Hello, I have a question related to distributed GNN training using DistDGL, and I hope you may give me some advice if I was wrong or not.

My understanding of distributed GNN training: To my knowledge, after partitioning the graph, each worker should have its own partition with all its k-hop neighbors, where k is the num of GNN layers, together with its own partition’s node/edge embeddings. And then during training, workers use DistTensor to request embeddings from other hosts according to their own partitions.
Thus, I wonder why does the partition example not assign num_hops according to the GNN num_layers but use the default value 1, while the num_layers in training scripts is by default 2. I wonder if this is correct for training.
Besides, if I change the num_layers in the training scripts, is the training process still correct in this example?

VoVAllen · July 12, 2021, 7:40am

Hi,

Each partition’s num_hop is not related to the hops later in the sampling part. Minimal one hops is required for each partition. But for more hops, you can consider it as a local cache. If cache doesn’t exist, it will reach other partition to get the related neighbors.

For example, if you want to do 2hop sampling on 1hop partition, the second sampling hop will query to other partition about the neighbors.

VoVAllen · July 12, 2021, 7:41am

Each node is owned by only one partition. But many nodes can be duplicated in multiple partitions, like a local cache in the distributed system

xcwanAndy · August 6, 2021, 3:25pm

@VoVAllen

“For example, if you want to do 2hop sampling on 1hop partition, the second sampling hop will query to other partition about the neighbors.”

Yes, I agree with this point. But my question is: if only set one-hop during partitioning, each partition will end up with a graph structure with only one-hop. Then, as the graph structure itself do not provide two-hop graph structure information, the second sampling hop will be unable to query the two-hop nodes.

So my point is that: the partition process should have an identical k-hop as the sampling algorithm, but only the k-hop graph structure information and its local nodes’ feature information, rather than only 1-hop graph structure and the local nodes’ feature information.

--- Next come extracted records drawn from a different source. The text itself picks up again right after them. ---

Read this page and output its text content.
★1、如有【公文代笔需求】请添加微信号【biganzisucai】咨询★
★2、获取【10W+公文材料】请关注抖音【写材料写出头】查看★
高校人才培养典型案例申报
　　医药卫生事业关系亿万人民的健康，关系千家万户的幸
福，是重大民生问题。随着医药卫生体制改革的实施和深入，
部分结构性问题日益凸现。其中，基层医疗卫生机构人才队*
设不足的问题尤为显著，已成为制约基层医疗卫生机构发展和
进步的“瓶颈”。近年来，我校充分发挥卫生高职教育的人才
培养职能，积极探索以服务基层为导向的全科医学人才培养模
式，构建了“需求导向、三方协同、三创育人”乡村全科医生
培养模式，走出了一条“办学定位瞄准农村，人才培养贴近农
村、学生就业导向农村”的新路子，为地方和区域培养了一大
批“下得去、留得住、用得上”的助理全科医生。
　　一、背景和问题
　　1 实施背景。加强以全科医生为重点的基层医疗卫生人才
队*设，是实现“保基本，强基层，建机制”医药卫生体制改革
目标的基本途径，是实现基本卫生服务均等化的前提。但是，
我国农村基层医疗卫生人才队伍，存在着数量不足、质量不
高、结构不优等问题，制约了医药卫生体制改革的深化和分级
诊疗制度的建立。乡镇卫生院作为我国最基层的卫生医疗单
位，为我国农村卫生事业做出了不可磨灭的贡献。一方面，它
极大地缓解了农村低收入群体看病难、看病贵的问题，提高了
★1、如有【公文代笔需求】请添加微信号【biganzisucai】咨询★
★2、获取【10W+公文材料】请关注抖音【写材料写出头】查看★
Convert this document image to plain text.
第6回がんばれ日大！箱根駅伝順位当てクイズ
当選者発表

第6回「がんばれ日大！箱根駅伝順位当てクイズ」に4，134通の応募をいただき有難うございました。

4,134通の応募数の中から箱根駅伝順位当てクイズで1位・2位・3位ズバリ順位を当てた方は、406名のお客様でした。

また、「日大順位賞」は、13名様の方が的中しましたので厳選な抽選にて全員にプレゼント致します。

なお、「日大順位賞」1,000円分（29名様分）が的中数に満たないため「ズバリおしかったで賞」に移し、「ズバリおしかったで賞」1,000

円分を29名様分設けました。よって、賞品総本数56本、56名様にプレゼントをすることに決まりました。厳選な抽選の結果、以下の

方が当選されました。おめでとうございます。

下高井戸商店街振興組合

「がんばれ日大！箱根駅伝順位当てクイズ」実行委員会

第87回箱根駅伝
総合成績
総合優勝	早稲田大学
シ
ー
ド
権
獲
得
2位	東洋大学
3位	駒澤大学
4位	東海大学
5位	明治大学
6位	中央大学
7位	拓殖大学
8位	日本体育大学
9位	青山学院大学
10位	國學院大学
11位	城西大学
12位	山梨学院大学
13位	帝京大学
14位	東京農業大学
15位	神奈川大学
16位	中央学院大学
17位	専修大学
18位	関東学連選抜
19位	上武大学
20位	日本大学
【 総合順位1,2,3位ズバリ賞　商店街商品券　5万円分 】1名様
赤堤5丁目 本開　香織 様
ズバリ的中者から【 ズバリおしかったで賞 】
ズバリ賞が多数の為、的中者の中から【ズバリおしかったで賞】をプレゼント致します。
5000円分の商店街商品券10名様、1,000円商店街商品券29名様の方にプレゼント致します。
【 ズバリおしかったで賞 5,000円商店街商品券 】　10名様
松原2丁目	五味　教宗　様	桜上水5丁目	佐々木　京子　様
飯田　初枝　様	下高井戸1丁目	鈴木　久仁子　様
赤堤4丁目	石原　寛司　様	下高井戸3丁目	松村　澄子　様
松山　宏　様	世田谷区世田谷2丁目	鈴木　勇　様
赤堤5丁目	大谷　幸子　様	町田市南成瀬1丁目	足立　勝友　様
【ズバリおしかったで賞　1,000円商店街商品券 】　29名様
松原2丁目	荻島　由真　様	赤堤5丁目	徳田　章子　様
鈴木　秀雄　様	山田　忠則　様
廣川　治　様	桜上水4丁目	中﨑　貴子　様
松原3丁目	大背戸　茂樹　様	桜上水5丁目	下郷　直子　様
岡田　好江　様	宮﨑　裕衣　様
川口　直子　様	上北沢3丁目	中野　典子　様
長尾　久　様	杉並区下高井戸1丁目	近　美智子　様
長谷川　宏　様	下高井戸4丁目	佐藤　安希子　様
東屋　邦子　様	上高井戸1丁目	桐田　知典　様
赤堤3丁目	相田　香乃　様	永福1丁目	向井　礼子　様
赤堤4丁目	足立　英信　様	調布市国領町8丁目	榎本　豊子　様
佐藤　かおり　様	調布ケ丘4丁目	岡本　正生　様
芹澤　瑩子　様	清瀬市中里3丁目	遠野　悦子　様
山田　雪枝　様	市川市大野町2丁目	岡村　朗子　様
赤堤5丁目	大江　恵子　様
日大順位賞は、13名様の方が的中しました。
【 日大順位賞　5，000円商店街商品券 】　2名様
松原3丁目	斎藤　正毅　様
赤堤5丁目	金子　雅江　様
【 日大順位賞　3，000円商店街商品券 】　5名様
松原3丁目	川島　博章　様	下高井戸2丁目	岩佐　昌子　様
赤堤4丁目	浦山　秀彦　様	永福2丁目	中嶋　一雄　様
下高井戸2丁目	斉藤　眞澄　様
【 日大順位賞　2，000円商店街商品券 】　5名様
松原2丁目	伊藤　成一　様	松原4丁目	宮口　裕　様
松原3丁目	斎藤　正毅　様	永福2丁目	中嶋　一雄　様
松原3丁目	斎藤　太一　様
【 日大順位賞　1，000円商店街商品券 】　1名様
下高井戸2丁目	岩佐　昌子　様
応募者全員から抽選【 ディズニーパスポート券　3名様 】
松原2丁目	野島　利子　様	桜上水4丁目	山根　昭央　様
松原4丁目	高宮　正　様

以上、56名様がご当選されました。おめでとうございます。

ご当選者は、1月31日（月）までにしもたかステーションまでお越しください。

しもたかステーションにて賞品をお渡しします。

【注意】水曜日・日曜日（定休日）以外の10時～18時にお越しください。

I wonder if my point is correct or not?

VoVAllen · August 9, 2021, 6:27am

You are right, this is what we did now. The node feature will have only one storage and there’s no cache in each partition. All the number of hops are related to the graph structures as the extra_cached_hops

github.com

dmlc/dgl/blob/7359481497b1ba30d029bdfabe6a4bb6333f27ca/python/dgl/partition.py#L327

    
      
              start = time.time()
              node_part = _CAPI_DGLMetisPartition_Hetero(sym_g._graph, k, vwgt, mode)
              print('Metis partitioning: {:.3f} seconds'.format(time.time() - start))
              if len(node_part) == 0:
                  return None
              else:
                  node_part = utils.toindex(node_part)
                  return node_part.tousertensor()
          
          

          
def metis_partition(g, k, extra_cached_hops=0, reshuffle=False,
                              balance_ntypes=None, balance_edges=False, mode="k-way"):
              ''' This is to partition a graph with Metis partitioning.
          
          
    Metis assigns vertices to partitions. This API constructs subgraphs with the vertices assigned
              to the partitions and their incoming edges. A subgraph may contain HALO nodes which does
              not belong to the partition of a subgraph but are connected to the nodes
              in the partition within a fixed number of hops.
          
          
    When performing Metis partitioning, we can put some constraint on the partitioning.
              Current, it supports two constrants to balance the partitioning. By default, Metis

xcwanAndy · August 9, 2021, 7:00am

Thanks! Now I’ve got the point.

system · September 8, 2021, 7:00am

This topic was automatically closed 30 days after the last reply. New replies are no longer allowed.